Risk measures may be available, feasible, but not effective enough to buy down risk below the risk tolerance level. This may require additional strategies to contend with the residual risk. In DOE terms this means promoting the residual risk to the primary risk category along with the inherent risk.
Evaluating the effectiveness of a selected risk strategy is necessary to knowing how much residual risk is left which in turn needs to be handled.
6. How long does the obligation last?
Obligations typically have a long life-cycle which means the effectiveness of risk measures should be monitored continuously and adjusted when necessary. To help with this the decision of risk handling strategy should be captured in the obligations-risk register along with other obligation and risk information to provide context for the risk controls.
If over the course of the obligation's life-cycle the chosen strategy does not perform as specified improvements may be required. In some cases, a different risk handling strategy may be needed.

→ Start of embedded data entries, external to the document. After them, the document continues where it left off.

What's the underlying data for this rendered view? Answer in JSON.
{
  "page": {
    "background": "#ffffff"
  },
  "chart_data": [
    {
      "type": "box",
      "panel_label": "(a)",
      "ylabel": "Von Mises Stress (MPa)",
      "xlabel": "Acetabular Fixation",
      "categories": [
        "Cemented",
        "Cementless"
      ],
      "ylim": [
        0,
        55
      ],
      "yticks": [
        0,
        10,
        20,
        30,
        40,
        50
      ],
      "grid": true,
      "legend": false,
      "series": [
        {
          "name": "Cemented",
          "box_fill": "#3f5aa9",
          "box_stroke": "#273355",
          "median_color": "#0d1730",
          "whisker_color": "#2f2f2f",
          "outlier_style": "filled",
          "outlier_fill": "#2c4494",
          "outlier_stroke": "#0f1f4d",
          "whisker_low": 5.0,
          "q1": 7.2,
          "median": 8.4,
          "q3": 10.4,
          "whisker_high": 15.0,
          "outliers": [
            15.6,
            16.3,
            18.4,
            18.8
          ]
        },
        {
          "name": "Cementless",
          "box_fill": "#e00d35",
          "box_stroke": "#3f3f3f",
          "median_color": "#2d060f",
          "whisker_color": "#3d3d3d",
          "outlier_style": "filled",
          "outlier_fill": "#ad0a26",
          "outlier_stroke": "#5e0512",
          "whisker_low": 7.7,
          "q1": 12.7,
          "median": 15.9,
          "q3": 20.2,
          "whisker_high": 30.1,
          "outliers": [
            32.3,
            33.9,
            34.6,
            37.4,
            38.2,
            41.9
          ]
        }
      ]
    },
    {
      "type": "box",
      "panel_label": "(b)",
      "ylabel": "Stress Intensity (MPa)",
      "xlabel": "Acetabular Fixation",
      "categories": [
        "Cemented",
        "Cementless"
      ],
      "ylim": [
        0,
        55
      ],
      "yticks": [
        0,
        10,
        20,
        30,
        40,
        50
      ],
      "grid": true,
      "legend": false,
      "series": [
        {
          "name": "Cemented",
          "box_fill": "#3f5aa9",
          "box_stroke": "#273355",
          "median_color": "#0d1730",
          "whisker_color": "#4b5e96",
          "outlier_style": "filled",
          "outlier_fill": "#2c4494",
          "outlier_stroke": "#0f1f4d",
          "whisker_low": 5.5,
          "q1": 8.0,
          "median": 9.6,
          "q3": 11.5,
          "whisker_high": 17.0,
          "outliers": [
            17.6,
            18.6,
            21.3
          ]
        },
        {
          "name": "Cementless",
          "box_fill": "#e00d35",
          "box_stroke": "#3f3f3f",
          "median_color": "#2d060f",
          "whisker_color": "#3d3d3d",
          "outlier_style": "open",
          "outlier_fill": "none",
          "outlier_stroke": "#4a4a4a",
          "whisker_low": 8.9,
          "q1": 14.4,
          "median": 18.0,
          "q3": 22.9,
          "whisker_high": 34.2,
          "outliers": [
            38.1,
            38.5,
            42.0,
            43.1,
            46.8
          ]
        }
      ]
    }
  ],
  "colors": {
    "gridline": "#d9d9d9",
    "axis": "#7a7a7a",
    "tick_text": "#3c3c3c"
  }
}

If the obligation is retired then the corresponding controls may be decommissioned if not needed by another obligation.
Conclusion
As regulations continue to expand to include outcome and performance-based designs choosing the best risk handling strategies will become increasingly important. This reflects the growing shift of risk transferring or shared by regulators with industry and individual companies.
The DOE guidelines provide a robust framework for managing project risk that can be applied to compliance to improve the probability of meeting obligations. At a minimum it will help organizations know why risk controls have been chosen so they can better evaluate their effectiveness and make adjustments when and if necessary.